We have studied the physical chemistry of molecules and catalytic centers confined in the nano channels of MPS materials. MPS materials come in different pore size and dimension: MAS-9 (pore size: 9 -11 nm), SBA-15 (5 - 9 nm), MCM-48 (3 - 6 nm), and MCM-41 (2 - 5 nm, hexagonal channels) (see Fig. 3). These materials also possess the following unique properties to meet our applications: huge surface area (e.g., ~1000 m2/g in MCM-41), modifiable surface, and restricted pore nanospaces. Specifically, the surfaces of nanospace have controllable geometric parameters and well-defined physical and chemical properties, such as pore size, hydrophilic/ hydrophobic balance, mechanical and chemical stability, and surface chemistry. The molecules and catalytic centers of our interests are transition metal complexes, and enzymes and their biomimetics. The heterogenous catalysts provide stability for the catalytic centers, site isolation for good product selectivity, and easy product separation. These features are especially important for the application of enzymes as biocatalysts, as enzymes are sensitive to environmental conditions, such as temperature, pH value and solvent. We are interested in the following two different areas:


Fig. 3 (Left) MCM-41 (1 D); (Right)MCM-48 (3D)
  1. Enzyme confinement. The project is to examine the physical chemistry of enzyme confinement, methods of immobilization, catalytic activity and advantages of protein confinements. The enzyme confinements in MPS materials could generate synergistic effects that enhance enzyme stability, improve product selectivity, and facilitate separation and reuse of enzymes (see Fig. 4). The goal is to show that immobilized enzymes in the nanospaces of MPS can be applied as viable biocatalysts for chemical and pharmaceutical industries. Initially, we studied a relatively small protein cytochrome c (25x25x37), we will go on to larger enzymes. See our recent review article: C.-H. Lee, T.-S. Lin, and C.-Y. Mou, "Mesoporous Materials for Encapsulating Enzymes", NanoToday 4, 165-179 (2009).
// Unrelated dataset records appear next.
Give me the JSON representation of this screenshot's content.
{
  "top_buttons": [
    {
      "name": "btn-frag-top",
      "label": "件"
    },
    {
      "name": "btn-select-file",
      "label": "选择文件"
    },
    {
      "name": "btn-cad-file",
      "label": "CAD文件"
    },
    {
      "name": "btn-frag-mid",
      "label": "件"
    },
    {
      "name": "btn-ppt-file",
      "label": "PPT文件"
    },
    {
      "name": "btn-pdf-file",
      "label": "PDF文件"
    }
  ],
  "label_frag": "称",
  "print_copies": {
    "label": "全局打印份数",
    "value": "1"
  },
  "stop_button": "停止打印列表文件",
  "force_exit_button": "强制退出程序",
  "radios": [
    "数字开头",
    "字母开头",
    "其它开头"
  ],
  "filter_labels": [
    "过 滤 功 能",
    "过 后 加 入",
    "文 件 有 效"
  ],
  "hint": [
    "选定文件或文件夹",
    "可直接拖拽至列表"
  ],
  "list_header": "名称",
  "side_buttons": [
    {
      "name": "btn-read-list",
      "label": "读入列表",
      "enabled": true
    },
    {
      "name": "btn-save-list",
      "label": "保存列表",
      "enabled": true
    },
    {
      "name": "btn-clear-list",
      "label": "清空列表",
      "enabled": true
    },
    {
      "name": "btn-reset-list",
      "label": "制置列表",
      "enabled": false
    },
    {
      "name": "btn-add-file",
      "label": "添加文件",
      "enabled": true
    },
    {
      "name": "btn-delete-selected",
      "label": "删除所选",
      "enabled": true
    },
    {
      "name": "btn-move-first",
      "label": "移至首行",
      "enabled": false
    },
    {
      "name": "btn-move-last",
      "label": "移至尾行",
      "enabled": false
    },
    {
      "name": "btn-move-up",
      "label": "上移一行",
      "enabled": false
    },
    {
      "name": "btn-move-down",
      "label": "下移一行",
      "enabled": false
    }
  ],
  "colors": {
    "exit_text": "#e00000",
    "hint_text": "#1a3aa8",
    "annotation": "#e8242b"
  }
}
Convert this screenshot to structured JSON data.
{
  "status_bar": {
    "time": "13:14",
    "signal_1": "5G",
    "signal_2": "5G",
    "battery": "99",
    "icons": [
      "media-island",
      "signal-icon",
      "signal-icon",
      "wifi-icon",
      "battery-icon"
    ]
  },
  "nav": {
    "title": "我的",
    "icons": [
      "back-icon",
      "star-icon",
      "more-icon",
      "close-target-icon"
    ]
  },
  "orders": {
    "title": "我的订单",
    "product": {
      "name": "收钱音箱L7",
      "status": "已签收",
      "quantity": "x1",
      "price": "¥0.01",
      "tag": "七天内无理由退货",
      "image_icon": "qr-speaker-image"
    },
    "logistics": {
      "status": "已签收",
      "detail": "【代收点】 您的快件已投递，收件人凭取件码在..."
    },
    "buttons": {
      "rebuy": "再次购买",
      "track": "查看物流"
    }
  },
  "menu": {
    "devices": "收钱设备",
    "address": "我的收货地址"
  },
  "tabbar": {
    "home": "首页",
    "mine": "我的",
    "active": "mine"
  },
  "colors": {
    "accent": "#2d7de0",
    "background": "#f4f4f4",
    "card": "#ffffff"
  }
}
    2. Fig. 4 Surface modification of MPS with Ni(II) complexes to immobilize His6-tagged enzymes.
  2. Biomimetics confinement. Model complexes containing transition metals will be synthesized to mimic native enzymes. The goals of this project are to examine the stability and reactivity of biomimetic model complexes immobilized in the nanochannels of MPSs, to study the catalytic reaction mechanisms (see Fig. 5) in nanospace, and to exploit nanospace for single-site catalysis and enhancing product selectivity in nanoreactors. We have synthesized dinuclear copper complexes (hydroxo-bridged phenanthroline (or bipyridine) - copper) to mimic catechol oxidase, and copper zinc complexes to mimic superoxide dismutase. We then immobilized these biomimetics in the nanochannels of MSP materials. The studies enable us to gain insights into the configuration of the catalytic active site and the corresponding reaction pathways. See our recent reports on this subject matter: J. Phys. Chem. -B. 109, 775-784 (2005) and J. Phys. Chem. - C 113, 16058-16069 (2009).

    3. Fig. 5 Dicupric complexes to mimic the activity of catechol oxidases: (a) complexes encapsulated in the nano channels of MPS which provide the confined spaces and surface charges to fix two Cu(II) ions with proper distance and configuration for reversible transformation between bridging and non-bridging states, and (b) dicupric complexes in solution without encapsulation undergo irreversible dissociation under the non-bridging states.